Monday, July 9, 2012

Review: Deluxe Edition of Small Faces' 'Ogden's Nut Gone Flake'


Small Faces had really hit their stride by 1968. They'd moved from Decca to Andrew Oldham's more sympathetic indie Immediate. They'd finally cracked the U.S. top twenty with “Itchycoo Park”. Now they were poised to create their defining statement, which would distance them from their early bubblegummy hits and put them into serious competition with The Beatles, Stones, Who, and the rest. A conversation with Pete Townshend about his latest pet project inspired Small Faces to bin the covers of “Every Little Bit Hurts” and “Be My Baby” they'd recorded to pad out their next L.P. and spend some time crafting a narrative suite. Glued together with some inspired gibberish from double-speaker extraordinaire Stanley Unwin, the “Happiness Stan” suite would be Small Faces’ magnum opus and Ogden’s Nut Gone Flake their most convincing bid for major artistdom.

What set the album apart from the similar psychedelicized concept albums of the time are its unflagging humor, complete lack of pretentions, and fidelity to the hard R&B and R&R that was Small Faces’ specialty. Ogden’s was a smash sensation in the U.K. and a particularly well-loved album in a year crowded with such well-loved items as “The White Album”, Beggars Banquet, Electric Ladyland, Music from Big Pink, and Sweetheart of the Rodeo. Everyone was gaga over the novelty round cover done up to look like a tobacco tin too. Too bad that Small Faces’ most sweeping triumph also signaled their end.

Ever unsettled and hardly placated by Ogden’s’s success, Steve Marriott insisted on bringing Peter Frampton into the band to give it a fresh boost. When the other guys resisted, Steve and Pete went off to form Humble Pie. The remaining Small Faces hooked up with Rod Stewart and Ronnie Wood and ceased to be Small. With a recording career that lasted a scant four years and three official albums, Small Faces had ceased to be, leaving Ogden’s Nut Gone Flake as their defining statement.

Considering the album’s weighty rep, it’s appropriate that Charly Records has also given it the most elaborate treatment of any album in the recent Small Faces reissue campaign. Housed in a round box and expanded to three discs, Charly’s deluxe, limited edition Ogden’s Nut Gone Flake is a pretty impressive looking package. It would have been nice if the set was in an actual tin tin, but it's still a neat little container, if a little tight to uncover. Inside are a few variations on the original round artwork, photos, and band member profiles, which are collected in a lightweight foldout booklet and on individual, coaster-style discs. The hand numbering indicating your standing in the limited edition run of 5,000 is scrawled on the back of a reproduction of Mick Swan’s psychedelic artwork (I'm almost dead center at #2,455). Oh yeah, there are some CDs too.
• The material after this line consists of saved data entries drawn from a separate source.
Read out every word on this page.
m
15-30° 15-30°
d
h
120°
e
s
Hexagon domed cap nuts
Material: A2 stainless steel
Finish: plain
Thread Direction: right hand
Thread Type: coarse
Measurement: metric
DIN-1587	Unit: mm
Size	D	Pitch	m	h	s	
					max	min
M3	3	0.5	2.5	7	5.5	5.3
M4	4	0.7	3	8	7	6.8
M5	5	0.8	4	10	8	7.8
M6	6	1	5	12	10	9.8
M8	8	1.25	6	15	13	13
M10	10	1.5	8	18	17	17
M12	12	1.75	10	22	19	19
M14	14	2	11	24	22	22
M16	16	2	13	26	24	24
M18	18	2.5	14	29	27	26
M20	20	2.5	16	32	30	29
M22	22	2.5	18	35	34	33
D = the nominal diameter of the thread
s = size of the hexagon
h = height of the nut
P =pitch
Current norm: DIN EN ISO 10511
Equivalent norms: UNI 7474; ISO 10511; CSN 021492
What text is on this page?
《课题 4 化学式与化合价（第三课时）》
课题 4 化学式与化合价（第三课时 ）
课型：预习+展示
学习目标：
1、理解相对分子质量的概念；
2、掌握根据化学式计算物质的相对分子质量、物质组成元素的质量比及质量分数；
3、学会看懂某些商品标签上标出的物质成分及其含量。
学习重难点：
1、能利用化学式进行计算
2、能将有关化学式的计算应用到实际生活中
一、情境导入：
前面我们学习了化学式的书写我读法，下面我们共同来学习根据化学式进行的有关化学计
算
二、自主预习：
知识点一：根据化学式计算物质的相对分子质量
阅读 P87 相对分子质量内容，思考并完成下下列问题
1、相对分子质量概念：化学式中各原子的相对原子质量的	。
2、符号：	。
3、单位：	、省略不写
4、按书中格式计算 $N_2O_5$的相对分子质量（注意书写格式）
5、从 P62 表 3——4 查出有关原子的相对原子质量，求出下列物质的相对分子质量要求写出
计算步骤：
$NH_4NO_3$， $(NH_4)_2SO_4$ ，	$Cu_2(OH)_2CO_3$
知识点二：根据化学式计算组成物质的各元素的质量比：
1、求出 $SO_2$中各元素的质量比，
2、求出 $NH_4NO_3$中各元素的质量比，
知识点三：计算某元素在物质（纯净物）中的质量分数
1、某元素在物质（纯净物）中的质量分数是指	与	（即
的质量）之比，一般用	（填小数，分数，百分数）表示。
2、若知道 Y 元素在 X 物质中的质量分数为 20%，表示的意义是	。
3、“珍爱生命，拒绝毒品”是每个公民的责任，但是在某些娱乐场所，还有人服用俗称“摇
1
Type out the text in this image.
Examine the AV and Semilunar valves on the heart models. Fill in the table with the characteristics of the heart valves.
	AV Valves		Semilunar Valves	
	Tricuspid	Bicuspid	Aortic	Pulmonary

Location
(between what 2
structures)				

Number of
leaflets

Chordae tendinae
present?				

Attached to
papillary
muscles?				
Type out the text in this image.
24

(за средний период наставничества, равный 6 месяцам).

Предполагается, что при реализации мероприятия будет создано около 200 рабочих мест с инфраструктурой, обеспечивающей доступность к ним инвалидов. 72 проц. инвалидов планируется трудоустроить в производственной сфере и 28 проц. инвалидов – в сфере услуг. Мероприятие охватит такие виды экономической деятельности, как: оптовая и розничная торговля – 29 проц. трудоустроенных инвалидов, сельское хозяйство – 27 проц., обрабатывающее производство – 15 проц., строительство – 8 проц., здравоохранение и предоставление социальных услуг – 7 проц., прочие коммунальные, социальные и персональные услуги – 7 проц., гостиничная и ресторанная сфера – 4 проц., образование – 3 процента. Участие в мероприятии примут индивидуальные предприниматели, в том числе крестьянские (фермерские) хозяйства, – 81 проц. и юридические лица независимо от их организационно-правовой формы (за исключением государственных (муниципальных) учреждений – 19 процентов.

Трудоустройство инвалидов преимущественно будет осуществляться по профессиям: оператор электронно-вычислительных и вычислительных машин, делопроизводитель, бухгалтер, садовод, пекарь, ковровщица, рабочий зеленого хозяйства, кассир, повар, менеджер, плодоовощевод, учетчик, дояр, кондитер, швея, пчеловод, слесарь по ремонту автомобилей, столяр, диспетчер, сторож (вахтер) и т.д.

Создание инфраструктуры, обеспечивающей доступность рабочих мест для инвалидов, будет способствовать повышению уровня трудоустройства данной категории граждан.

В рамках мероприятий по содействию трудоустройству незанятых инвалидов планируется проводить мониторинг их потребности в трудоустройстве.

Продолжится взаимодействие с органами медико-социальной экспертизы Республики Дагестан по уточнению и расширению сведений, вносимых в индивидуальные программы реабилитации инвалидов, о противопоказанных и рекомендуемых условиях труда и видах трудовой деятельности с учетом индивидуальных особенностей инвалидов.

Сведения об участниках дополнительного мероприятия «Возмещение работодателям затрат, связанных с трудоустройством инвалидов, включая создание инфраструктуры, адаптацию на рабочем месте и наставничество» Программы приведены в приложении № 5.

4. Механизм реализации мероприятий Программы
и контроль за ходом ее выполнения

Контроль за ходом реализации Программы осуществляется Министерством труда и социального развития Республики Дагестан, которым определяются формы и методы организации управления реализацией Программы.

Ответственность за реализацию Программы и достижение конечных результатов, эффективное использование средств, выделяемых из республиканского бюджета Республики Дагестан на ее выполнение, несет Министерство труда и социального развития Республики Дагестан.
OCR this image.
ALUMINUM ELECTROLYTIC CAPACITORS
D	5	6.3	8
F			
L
As was the case with those previously released deluxe editions, the sound here is aces. The expansion, however, is a bit overinflated. We get the album presented in stereo and mono, each mix on its own disc and undiluted by bonus tracks. The bonuses are relegated to their own disc, which basically recreates the album’s original running order with alternate mixes that uncloak few revelations and some backing tracks. The most interesting things here are a mix of “Lazy Sunday” with more prominent acoustic guitar and electric piano that is probably the clearest stereo version I've heard, the backing track of a chunky alternate take of “Mad John”, and best of all, the backing track of “Happiness Stan”, which reveals a panorama of amazing textures, particularly the Prokofievian string pizzicatos and Kenney Jones’s titanic drumming. “Every Little Bit Hurts” (“Be My Baby” is apparently lost), the backing track of a funky raver called “Kamikhazi”, and what sounds like “Ogden's Nut Gone Flake” played backwards round out the disc.

As soon as this tracklisting hit the Internet, fans came out of their hidey-holes to start the inevitable griping orgy. If this is the last word in Small Faces remasters then where is “The Universal”? Where is the Ogden’s era b-side “Wham Bam Thank You Mam”? Where is “Donkey Rides a Penny a Glass”? Where are all the tracks (finished and unfinished) Small Faces cut for their aborted final album 1862? As the griping got heated, Tosh Flood (a project assistant on these reissues) took to the comments section of The Second Disc to ensure fans that all this and more would populate a four or five disc box set— without any overlap with these recent deluxe editions— sometime in the near future. So while Ogden's Nut Gone Flake brings an end to the Small Faces story, the Small Faces reissue-campaign story still has a few chapters to go.